Teams coming off bad years, or simply looking to take the next step in competing for the World Series, opened up their checkbooks and sent their best prospects packing in hopes of finding the star player that would make an impact on the upcoming season. Thus far, according to, teams have doled out a total of $1,452,907,500 dollars on this year’s offseason. This includes five contracts with over $100 million in total value, two of which exceed $200 million.

These aren’t lifetime contracts, either. The two biggest splashes of this offseason — the Red Sox’s signing of left-handed pitcher David Price and the Arizona Diamondbacks’ signing of left-handed pitcher Zach Greinke — shattered previous records for average annual value.

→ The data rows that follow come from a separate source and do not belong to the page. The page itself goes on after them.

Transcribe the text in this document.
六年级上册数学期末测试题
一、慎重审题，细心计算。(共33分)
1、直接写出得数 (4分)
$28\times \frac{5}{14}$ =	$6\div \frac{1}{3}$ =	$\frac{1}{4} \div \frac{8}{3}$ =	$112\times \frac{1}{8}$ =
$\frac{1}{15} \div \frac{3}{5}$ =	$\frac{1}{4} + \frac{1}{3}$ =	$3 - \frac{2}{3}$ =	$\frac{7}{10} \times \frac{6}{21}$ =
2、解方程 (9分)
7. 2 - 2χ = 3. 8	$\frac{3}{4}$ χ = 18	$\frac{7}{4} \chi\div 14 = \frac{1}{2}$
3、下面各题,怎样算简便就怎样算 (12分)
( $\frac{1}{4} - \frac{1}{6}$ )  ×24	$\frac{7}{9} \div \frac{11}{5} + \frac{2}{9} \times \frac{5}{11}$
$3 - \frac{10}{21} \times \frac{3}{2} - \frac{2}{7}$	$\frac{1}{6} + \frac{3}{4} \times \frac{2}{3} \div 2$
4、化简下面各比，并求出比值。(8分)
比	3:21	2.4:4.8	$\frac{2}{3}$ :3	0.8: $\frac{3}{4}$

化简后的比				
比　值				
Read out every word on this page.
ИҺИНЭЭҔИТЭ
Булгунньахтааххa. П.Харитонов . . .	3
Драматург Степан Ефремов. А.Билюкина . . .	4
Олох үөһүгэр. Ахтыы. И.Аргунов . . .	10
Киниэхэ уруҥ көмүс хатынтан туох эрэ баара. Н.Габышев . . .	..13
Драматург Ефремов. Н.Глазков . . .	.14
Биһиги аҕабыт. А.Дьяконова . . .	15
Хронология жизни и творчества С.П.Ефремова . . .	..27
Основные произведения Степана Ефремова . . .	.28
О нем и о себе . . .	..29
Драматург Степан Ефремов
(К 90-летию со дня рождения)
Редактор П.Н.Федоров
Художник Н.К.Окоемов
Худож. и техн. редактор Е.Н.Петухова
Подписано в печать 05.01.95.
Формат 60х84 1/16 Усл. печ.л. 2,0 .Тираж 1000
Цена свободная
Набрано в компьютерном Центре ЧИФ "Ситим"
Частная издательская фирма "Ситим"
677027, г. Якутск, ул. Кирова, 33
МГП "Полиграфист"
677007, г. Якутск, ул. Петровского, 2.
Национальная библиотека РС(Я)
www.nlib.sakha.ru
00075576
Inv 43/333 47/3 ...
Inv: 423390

Price’s agreement, announced by ESPN on December 1st, earns him $217,000,000 over seven years, which is a whopping $31 million a year. This broke Clayton Kershaw’s previous mark of $30.7 million a year. A mere seven days later, Greinke agreed to a six-year, $206,500,000 contract with the Diamondbacks for $34.4 million annually.

The list of big money stars changing teams doesn’t end there, though. The Chicago Cubs recently signed Jayson Heyward to an eight-year, $184,000,000 pact. The talented outfielder spurned his former team, the St. Louis Cardinals, in favor of the Cubs, who look forward to winning their first World Series since 1908. The team is coming off a trip to the National League Championship Series and hopes the move will help fend off challengers in the National League that have also made big moves. One of those teams is the San Francisco Giants, who have spent $220,000,000 on two pitchers: Johnny Cueto and Jeff Samardzija.

With so many high-profile free agents still without a home, the spending is far from over. If anything can be learned from last year’s offseason, it’s that breaking the bank isn’t always the best way to build a team. However, with so many enticing options available on the open market, it’s hard to blame teams for trying.